My words were not eloquent, but they were all my overtaxed brain could come up with. Entering the front door I was overwhelmed by the opulence of my cousin’s house. A crystal chandelier hung from the ceiling, and as I climbed the marble stepped staircase, I passed by a row of portraits of noblemen dressed in the garments of the seventeenth and eighteenth centuries. These must be members of the Drake family, I ascertained, and they peered out from the oil with piercing, haughty eyes as a dull and disheveled offshoot of their line shuffled past their vanished splendor. I was the poor relation.
The door to my room was open. I shut it and, fully clothed, flopped wearily on top of the neatly made bed. I longed to have a proper night’s sleep before meeting with my cousin, but I could only drowse for half an hour before necessity forced me to rise and attend to the trivialities of my toilet, which were performed with the aid of a pitcher of water and a washbasin. Evidently, the luxuries of modern plumbing had not yet arrived in this part of the country. I donned the same black suit I had worn to my grandmother’s funeral and descended the staircase to dine with my cousin. The suit was somewhat wrinkled now from lying in a suitcase for a month, but it was my best.
Albritton met me in the foyer and escorted me to the dining room, which was already set with a variety of regional delicacies—roast pork, sweet potatoes, black-eyed peas and collard greens. My cousin seemed intent on putting on a show of Southern hospitality. He was obviously proud of the land his branch of the family had adopted as its home. We were attended to by a sad, rat-faced footman wearing formal attire, though my cousin was still sporting the same tweed suit he had worn earlier, probably in deference to my own lack of evening wear. His graciousness was impeccable. Once we were seated and glasses of Burgundy wine were in hand, my cousin started to make conversation.
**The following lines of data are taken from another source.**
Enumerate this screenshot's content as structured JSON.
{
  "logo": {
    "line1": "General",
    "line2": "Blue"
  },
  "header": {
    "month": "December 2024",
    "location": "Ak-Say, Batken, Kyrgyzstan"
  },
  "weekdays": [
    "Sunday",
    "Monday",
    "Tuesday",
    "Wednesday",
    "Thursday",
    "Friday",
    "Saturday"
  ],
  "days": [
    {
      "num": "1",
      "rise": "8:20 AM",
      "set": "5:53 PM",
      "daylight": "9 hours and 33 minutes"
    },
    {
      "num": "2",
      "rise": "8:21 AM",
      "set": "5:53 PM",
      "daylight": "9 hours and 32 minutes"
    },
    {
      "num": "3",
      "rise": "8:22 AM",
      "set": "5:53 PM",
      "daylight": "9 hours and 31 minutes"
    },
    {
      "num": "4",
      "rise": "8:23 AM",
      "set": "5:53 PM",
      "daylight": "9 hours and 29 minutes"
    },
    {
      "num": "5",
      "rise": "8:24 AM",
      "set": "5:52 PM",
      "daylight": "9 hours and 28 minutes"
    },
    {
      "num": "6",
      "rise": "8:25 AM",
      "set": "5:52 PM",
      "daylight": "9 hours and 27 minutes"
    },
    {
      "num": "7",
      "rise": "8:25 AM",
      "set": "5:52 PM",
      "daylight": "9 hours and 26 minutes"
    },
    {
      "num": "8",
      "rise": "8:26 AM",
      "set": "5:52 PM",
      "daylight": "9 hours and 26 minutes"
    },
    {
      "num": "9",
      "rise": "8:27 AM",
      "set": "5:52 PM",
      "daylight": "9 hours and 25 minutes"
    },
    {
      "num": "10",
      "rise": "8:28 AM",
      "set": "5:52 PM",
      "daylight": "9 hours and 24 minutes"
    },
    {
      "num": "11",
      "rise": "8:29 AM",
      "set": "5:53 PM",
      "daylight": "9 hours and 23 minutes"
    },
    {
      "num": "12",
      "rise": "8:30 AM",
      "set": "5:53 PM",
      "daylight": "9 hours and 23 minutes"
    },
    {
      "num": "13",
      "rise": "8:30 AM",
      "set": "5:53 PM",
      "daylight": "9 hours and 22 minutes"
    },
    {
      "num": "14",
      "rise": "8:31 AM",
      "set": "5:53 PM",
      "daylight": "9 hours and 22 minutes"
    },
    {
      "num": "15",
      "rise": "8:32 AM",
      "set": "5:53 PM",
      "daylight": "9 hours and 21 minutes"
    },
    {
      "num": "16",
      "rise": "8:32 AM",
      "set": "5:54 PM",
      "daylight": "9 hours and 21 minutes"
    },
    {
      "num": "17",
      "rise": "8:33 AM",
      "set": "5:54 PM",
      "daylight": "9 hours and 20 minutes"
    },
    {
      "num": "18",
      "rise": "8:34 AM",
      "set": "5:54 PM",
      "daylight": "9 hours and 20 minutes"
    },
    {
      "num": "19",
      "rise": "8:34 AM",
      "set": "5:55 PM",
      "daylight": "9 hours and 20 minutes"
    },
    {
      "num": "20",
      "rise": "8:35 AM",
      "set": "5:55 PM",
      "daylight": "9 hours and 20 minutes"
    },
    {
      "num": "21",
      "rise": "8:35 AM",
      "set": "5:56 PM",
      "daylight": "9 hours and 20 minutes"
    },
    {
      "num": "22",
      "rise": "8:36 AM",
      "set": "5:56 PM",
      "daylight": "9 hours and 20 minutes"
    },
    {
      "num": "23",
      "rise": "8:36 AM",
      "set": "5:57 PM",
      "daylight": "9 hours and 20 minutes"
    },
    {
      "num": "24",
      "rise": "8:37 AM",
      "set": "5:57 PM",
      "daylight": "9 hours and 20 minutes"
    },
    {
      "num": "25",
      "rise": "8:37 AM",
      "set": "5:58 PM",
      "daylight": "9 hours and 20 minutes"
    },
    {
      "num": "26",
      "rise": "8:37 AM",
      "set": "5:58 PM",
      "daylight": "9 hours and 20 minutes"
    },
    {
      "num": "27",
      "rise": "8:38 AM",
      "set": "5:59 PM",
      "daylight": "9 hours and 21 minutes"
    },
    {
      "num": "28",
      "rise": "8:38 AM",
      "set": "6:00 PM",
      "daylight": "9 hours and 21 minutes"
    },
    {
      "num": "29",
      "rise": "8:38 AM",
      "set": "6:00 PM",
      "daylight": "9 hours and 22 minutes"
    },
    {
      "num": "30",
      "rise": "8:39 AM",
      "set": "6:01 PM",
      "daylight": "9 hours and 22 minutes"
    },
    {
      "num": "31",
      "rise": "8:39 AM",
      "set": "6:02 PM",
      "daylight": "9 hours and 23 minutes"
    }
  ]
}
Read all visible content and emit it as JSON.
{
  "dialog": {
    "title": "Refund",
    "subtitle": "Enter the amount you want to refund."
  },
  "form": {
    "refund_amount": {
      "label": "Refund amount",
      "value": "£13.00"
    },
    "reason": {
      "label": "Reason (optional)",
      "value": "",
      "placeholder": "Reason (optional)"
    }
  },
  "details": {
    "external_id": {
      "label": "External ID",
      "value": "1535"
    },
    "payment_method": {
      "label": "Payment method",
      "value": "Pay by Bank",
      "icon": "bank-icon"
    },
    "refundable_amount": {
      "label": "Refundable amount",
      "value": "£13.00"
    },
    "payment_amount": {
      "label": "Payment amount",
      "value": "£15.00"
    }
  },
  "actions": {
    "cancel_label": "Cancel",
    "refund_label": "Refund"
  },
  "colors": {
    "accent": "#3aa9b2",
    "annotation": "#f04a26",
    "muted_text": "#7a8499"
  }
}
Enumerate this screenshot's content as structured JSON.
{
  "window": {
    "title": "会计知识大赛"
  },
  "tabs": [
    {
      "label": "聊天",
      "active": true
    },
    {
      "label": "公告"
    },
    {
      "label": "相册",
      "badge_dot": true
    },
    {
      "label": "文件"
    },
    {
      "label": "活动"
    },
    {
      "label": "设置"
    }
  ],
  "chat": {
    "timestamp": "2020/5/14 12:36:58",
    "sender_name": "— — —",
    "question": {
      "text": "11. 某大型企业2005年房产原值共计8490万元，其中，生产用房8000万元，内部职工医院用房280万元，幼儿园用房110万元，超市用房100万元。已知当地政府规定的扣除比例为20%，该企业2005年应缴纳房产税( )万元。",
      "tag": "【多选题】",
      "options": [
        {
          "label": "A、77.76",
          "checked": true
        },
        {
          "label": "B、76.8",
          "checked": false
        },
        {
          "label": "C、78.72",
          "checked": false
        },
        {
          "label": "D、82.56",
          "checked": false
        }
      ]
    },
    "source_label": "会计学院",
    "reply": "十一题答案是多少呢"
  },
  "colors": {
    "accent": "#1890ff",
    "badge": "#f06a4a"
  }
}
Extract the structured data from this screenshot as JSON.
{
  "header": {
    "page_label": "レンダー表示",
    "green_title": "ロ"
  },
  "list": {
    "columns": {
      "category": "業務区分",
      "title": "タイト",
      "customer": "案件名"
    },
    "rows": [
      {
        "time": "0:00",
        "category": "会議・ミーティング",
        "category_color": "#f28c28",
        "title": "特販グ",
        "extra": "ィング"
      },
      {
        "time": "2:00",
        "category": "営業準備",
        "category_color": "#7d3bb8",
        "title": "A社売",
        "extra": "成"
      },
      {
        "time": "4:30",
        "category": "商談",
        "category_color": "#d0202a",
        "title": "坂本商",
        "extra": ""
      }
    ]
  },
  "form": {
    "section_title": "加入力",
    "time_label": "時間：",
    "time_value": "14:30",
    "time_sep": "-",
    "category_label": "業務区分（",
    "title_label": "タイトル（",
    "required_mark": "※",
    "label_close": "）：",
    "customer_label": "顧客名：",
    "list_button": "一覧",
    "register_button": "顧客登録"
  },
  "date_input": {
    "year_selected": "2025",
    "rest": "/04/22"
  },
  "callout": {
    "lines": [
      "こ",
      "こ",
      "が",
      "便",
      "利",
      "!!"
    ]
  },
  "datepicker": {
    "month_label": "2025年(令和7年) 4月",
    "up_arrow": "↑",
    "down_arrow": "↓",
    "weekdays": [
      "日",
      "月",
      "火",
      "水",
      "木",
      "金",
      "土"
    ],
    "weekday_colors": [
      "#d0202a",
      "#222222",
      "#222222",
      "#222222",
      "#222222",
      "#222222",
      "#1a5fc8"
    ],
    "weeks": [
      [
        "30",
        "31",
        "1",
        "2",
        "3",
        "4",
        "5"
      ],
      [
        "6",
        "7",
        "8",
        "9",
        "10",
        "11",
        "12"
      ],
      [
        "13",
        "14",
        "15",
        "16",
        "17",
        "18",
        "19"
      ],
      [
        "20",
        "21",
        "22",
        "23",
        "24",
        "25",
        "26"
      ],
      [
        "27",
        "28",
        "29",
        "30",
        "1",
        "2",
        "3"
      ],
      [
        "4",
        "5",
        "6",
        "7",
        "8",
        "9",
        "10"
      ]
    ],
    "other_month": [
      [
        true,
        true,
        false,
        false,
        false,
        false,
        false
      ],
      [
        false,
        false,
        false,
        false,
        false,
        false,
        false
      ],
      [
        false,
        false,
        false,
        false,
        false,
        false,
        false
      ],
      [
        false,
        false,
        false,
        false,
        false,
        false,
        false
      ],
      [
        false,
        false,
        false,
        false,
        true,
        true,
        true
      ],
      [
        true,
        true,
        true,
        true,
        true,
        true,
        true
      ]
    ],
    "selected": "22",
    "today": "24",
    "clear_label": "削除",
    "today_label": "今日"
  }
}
“Let me offer you my sincerest condolences on the passing of your grandmother,” he said. “The loss of any member of our family is of course a great tragedy to me. I regret I was not able to attend her funeral, though I was given news of it by our cousin Bampfield.”
Bampfield, I thought. He must be the man at my grandmother’s funeral that my great-aunt had been conversing with.
“His family is only related to the Drakes by marriage, of course. However, our houses have been allied for many generations.”
“I’m very interested in the history of our family,” I said. “But there are some gaps in my research. I was hoping you might be able to fill them in. From what I understand you are the closest successor to Sir Francis Drake himself.”
Albritton arched an eyebrow, perhaps surprised that I had come to the point so quickly.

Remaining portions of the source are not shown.